Pourquoi la gestion de l’apprentissage doit rester aux régions

Ce vendredi 27 avril, le texte de la réforme de l’apprentissage est présenté en conseil des ministres. Le projet de loi prévoit de confier aux branches professionnelles la responsabilité d’ouvrir ou de fermer les centres de formation des apprentis mais aussi les sections dans les CFA existants. Jusqu’à présent, les Régions construisaient les cartes de l’apprentissage, tout comme celles de la formation professionnelle initiale, dans une logique d’aménagement équilibré des territoires. Elles ont jusqu’alors veillé à ce que l’offre de formation soit diversifiée, accessible à tous, au plus près des besoins des habitants.

Ainsi, ce projet ne représente ni plus, ni moins que la libéralisation de l’apprentissage. Cela fait écho aux réformes actuelles. L’apprentissage va rejoindre la longue liste des domaines qui seront désormais guidés par les intérêts privés. Cela est le signe avant-coureur de la fin du service public de la formation.

Les élus régionaux du Rassemblement citoyen, écologiste et solidaire se prononcent contre cette réforme et appellent les députés à défendre la gestion de l’apprentissage par les Régions.

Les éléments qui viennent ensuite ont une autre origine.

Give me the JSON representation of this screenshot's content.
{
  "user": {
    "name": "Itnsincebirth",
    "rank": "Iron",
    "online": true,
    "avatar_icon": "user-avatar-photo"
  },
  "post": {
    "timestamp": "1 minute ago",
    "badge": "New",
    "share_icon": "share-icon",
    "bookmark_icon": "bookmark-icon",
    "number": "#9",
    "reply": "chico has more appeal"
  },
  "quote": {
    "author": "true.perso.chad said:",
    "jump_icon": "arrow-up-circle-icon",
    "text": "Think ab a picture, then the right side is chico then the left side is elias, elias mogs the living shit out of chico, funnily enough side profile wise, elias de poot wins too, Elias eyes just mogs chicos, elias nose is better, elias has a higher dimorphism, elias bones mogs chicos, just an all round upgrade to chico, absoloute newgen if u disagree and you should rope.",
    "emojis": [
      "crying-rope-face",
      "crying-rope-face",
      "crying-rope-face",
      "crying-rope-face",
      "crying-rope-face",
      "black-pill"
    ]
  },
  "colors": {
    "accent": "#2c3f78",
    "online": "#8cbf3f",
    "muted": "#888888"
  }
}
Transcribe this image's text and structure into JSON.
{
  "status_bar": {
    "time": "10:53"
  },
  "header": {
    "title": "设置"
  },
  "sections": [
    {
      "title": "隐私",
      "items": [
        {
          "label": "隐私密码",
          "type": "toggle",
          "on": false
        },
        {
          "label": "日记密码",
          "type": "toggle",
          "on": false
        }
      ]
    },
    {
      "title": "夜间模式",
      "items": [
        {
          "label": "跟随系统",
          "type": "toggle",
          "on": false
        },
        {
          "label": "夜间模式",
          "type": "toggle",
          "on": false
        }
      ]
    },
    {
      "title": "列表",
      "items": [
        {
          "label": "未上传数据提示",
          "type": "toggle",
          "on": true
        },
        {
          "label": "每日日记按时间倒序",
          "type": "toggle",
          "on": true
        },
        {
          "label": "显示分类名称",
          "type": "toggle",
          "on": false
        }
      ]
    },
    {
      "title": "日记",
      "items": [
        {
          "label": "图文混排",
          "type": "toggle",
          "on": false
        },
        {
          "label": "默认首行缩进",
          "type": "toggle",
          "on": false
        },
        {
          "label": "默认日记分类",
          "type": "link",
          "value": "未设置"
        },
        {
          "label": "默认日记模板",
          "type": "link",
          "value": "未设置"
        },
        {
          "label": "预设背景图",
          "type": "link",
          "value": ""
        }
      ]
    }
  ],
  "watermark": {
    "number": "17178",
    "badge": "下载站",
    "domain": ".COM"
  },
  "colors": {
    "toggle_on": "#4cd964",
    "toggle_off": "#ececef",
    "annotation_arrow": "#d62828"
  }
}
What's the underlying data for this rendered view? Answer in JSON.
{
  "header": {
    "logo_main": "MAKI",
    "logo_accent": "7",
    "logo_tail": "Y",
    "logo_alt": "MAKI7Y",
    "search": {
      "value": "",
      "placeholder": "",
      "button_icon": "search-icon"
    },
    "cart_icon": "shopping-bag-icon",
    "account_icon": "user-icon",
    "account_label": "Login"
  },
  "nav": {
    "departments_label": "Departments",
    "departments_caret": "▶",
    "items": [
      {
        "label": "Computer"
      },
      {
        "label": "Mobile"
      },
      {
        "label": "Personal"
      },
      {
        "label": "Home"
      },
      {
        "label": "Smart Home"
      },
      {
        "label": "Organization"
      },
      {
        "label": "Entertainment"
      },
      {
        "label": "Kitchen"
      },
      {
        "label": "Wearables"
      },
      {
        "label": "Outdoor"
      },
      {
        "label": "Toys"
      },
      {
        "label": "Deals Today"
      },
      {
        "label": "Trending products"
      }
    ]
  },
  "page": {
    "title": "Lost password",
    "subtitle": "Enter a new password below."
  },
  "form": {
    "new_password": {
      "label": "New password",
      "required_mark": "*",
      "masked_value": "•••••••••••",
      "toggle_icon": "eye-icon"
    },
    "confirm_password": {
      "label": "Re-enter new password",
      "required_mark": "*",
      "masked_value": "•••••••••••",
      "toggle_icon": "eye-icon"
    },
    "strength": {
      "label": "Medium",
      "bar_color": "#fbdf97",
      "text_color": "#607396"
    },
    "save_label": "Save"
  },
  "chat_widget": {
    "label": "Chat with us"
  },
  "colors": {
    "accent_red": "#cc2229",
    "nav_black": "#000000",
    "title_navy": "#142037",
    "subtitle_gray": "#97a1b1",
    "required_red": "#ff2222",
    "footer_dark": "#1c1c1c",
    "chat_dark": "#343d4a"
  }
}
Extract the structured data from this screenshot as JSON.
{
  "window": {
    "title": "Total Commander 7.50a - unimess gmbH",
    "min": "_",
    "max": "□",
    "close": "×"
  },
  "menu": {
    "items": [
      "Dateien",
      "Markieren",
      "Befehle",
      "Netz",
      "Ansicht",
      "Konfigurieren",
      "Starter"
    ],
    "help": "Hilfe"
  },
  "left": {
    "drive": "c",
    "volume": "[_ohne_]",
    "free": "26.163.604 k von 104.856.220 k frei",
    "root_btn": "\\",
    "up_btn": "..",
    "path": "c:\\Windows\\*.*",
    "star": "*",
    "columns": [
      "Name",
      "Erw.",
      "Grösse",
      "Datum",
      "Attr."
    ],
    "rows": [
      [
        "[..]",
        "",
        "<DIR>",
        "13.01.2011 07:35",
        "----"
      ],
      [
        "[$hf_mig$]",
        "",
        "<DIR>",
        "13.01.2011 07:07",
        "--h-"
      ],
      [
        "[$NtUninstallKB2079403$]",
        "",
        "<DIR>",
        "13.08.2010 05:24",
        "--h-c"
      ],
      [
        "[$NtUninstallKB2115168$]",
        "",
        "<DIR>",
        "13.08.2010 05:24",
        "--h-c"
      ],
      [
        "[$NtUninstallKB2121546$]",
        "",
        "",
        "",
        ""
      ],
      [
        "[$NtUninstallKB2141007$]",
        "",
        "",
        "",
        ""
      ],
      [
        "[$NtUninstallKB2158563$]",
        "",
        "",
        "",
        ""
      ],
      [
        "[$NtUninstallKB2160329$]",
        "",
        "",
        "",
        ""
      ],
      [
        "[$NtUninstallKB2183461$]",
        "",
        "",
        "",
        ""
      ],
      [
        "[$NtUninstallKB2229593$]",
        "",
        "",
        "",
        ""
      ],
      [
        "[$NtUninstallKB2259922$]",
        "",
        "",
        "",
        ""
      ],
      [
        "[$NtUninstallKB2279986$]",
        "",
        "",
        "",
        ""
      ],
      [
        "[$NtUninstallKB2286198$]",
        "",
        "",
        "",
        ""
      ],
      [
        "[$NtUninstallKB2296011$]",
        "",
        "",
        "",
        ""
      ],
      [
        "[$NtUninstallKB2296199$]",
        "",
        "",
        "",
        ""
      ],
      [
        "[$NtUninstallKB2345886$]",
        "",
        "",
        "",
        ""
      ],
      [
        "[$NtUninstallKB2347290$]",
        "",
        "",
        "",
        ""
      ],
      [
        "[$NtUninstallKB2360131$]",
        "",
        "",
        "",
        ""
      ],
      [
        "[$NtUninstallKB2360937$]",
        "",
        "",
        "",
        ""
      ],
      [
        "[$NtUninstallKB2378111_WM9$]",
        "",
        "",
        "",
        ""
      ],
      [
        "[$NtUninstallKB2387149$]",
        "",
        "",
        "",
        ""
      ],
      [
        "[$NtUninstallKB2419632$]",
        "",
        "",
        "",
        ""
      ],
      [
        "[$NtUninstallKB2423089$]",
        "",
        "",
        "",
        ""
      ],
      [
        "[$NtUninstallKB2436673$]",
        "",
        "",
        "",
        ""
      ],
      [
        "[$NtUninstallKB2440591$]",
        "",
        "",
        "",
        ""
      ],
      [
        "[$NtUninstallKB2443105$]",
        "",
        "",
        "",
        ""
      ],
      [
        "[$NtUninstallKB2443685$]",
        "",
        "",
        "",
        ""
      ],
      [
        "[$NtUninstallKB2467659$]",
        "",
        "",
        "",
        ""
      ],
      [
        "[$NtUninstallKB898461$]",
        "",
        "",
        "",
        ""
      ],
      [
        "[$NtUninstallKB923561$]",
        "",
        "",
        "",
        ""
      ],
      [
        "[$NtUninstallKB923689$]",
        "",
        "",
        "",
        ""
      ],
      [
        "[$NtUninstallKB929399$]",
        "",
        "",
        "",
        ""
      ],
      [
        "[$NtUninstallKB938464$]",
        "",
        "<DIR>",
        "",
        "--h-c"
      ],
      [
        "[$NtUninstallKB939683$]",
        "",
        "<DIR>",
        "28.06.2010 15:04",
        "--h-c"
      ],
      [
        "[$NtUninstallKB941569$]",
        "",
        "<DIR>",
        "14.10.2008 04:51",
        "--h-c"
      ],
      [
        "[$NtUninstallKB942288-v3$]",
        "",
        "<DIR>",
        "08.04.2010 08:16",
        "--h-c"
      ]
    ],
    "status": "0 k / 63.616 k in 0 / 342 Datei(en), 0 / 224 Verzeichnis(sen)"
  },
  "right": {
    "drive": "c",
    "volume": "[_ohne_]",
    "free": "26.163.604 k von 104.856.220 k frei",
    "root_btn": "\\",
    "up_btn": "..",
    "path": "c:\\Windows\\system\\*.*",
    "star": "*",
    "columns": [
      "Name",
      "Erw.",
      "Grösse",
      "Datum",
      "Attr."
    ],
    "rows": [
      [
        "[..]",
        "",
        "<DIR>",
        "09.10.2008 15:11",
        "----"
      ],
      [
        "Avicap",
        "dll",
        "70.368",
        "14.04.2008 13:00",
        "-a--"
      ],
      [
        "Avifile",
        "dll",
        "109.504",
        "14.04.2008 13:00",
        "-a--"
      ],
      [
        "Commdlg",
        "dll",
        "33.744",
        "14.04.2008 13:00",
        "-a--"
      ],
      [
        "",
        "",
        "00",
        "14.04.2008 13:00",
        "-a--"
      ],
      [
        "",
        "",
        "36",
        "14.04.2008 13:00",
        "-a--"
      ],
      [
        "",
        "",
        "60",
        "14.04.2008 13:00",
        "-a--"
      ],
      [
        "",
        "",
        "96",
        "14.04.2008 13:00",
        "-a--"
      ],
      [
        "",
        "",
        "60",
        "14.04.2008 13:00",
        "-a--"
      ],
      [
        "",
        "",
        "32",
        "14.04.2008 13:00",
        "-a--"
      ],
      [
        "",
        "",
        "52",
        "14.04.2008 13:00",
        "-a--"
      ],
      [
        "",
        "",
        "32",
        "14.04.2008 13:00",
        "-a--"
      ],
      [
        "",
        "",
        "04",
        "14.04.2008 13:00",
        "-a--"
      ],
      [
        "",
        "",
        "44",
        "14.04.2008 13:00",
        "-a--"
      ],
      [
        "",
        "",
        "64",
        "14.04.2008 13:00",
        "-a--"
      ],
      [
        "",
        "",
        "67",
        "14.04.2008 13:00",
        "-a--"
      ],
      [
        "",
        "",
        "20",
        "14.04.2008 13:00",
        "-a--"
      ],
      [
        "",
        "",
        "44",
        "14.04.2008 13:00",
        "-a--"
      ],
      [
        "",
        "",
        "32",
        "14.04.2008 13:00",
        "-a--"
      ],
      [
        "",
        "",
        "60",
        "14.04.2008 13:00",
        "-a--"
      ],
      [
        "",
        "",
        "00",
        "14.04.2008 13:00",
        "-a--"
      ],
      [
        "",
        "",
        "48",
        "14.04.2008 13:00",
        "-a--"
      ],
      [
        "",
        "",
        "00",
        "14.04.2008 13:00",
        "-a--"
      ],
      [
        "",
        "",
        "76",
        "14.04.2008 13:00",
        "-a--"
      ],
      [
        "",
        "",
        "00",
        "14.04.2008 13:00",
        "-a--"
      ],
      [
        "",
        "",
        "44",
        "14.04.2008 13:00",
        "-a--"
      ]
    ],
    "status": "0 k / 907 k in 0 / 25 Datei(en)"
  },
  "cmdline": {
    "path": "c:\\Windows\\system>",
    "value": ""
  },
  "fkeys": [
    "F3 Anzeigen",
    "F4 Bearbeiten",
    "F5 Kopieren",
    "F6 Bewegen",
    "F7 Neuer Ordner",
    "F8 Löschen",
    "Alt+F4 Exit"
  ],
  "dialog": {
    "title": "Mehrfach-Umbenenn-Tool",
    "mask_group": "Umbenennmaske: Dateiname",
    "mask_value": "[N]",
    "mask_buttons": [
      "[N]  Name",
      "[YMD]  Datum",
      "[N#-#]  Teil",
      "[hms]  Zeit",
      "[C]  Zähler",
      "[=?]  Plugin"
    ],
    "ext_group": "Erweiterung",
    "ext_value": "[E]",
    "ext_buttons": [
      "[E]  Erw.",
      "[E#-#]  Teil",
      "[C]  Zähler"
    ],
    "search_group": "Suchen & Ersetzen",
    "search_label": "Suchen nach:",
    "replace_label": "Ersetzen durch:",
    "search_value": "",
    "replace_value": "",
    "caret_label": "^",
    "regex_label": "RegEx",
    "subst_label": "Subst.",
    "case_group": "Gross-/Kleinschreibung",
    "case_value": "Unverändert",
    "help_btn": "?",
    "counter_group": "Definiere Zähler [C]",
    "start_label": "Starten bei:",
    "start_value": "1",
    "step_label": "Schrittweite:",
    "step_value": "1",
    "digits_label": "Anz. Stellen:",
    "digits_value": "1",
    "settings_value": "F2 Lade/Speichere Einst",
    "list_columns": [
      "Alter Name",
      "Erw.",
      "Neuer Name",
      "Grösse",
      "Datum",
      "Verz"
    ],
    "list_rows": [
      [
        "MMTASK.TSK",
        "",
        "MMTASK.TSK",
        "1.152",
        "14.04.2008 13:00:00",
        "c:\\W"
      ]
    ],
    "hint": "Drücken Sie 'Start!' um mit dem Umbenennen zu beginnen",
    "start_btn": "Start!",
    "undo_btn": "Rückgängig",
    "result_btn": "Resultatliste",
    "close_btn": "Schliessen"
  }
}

Fatima Parret, élue RCES membre de la commission formation explique : « Nous avons toujours défendu un système où les Régions portent un véritable service public de la formation tout au long de la vie, en s’appuyant sur leurs compétences en matière de formation professionnelle initiale, d’apprentissage et de formation continue. Ainsi, elles contribuent à l’égalité des droits à la formation, tout comme elles agissent pour l’égalité d’accès à l’offre dans les territoires. Cette réforme vient remettre en cause cet équilibre et créera inévitablement des inégalités entre les branches et les apprentis. Les plus petites branches et les publics les plus éloignés seront laissés sur le carreau. »

Monique Cosson, présidente du groupe RCES complète : « L’exécutif régional est monté au créneau contre la réforme, mais on peut déplorer qu’en Auvergne Rhône Alpes, depuis l’arrivée de Wauquiez, un certain nombre de CFA se retrouvent en grandes difficultés financière du fait du manque de dialogue de gestion dont la Région doit être partie prenante. Les grands discours, c’est bien, mais il faut assurer derrière. »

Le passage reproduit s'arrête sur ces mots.